WF: Our goal is to win the National Championship. We are practicing every day to do that.

Coach Ron Randleman

Coach Ron Randleman began his coaching career in Iowa in 1965, coaching football, basketball and track. He coached for forty years, including more than two decades at SHSU, where he was Conference Coach of the Year four times and remains the winningest coach in SHSU history.
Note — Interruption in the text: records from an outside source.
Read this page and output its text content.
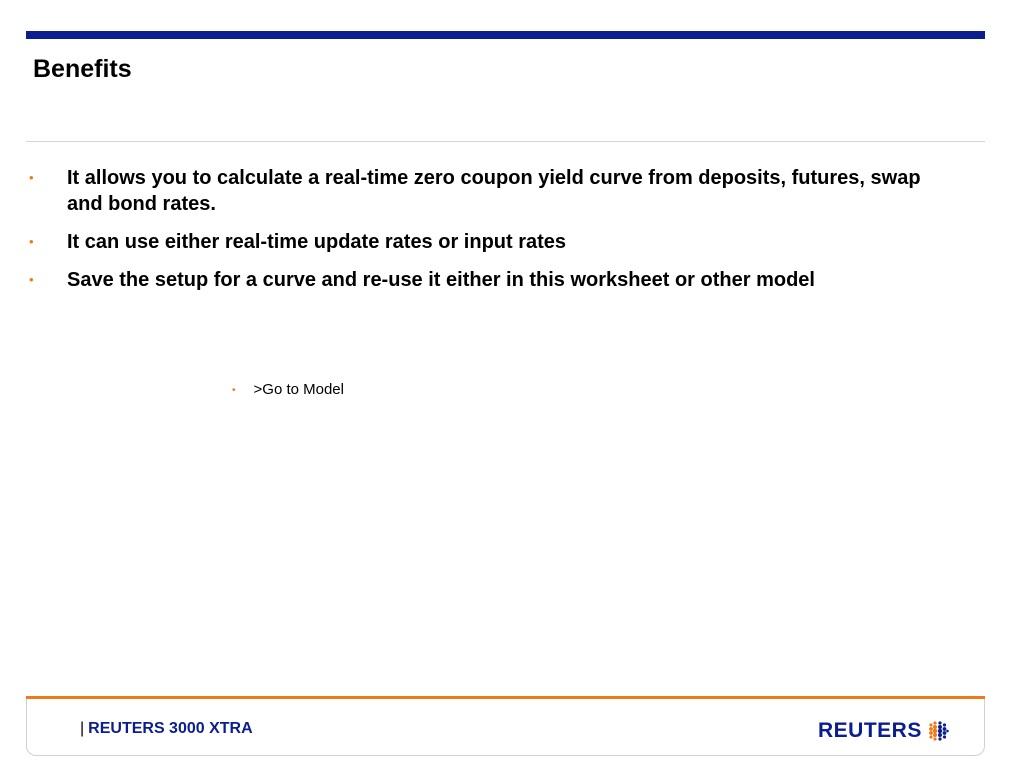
Benefits
• It allows you to calculate a real-time zero coupon yield curve from deposits, futures, swap and bond rates.
• It can use either real-time update rates or input rates
• Save the setup for a curve and re-use it either in this worksheet or other model
• >Go to Model
| REUTERS 3000 XTRA	REUTERS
Mike Yawn: We’ve heard a lot about football films. Would you like to tell us what your favorite sports film is, football or otherwise?
Ron Randleman: I would have to say “Hoosiers.”

Hoosiers

Hoosiers

MY: That’s from 1986, starring Gene Hackman and Dennis Hopper. What is it about that film that you enjoy so much?
RR: Many things. I like the setting. I’m originally from Iowa. I started out coaching and recruiting in Iowa, going to hundreds of schools in the area. I also like Gene Hackman, and he was very good in the movie. Finally, I had many friends who played basketball in Indiana, and I know that basketball is to Indianans what football is to Texans.
I played basketball in high school, and my first two years in coaching, I coached both football and basketball. Back then, everyone played in the tournament, and it was just one class. In the 1950s, the school Roland had about 50 people, and they played Davenport Central, which had about 4,000. It was one of the smallest schools in Iowa against one of the biggest, but Roland had a player named Gary Thompson, who went on to be an All-American at Iowa State. Roland won that game, something that occasionally happened in the one-class system. And that’s sort of the story line of “Hoosiers.”
Those were some of the things that caught my interest in this film.

MY: “Hoosiers” is about redemption, the idea that there is a champion in everyone. I know that’s about basketball, but you must have seen that as a football coach.
RR: So often in athletics people come through in crucial situations. It’s not necessarily the star. It can be anybody who has a big moment. Team events are special for that reason. Every person who is on the team is an important part of the process, and you never know when someone is going to have an opportunity to step up and do something significant. It’s one of the great things about team sports.

Pep Talk

MY: You’ve had a lot of success with team sports, and for the past five or six years, you’ve been teaching at SHSU. Will you still be teaching?
RR: No, not this year. Right now, I’m going to be a fan and enjoy the success that Willie and his guys will have this fall.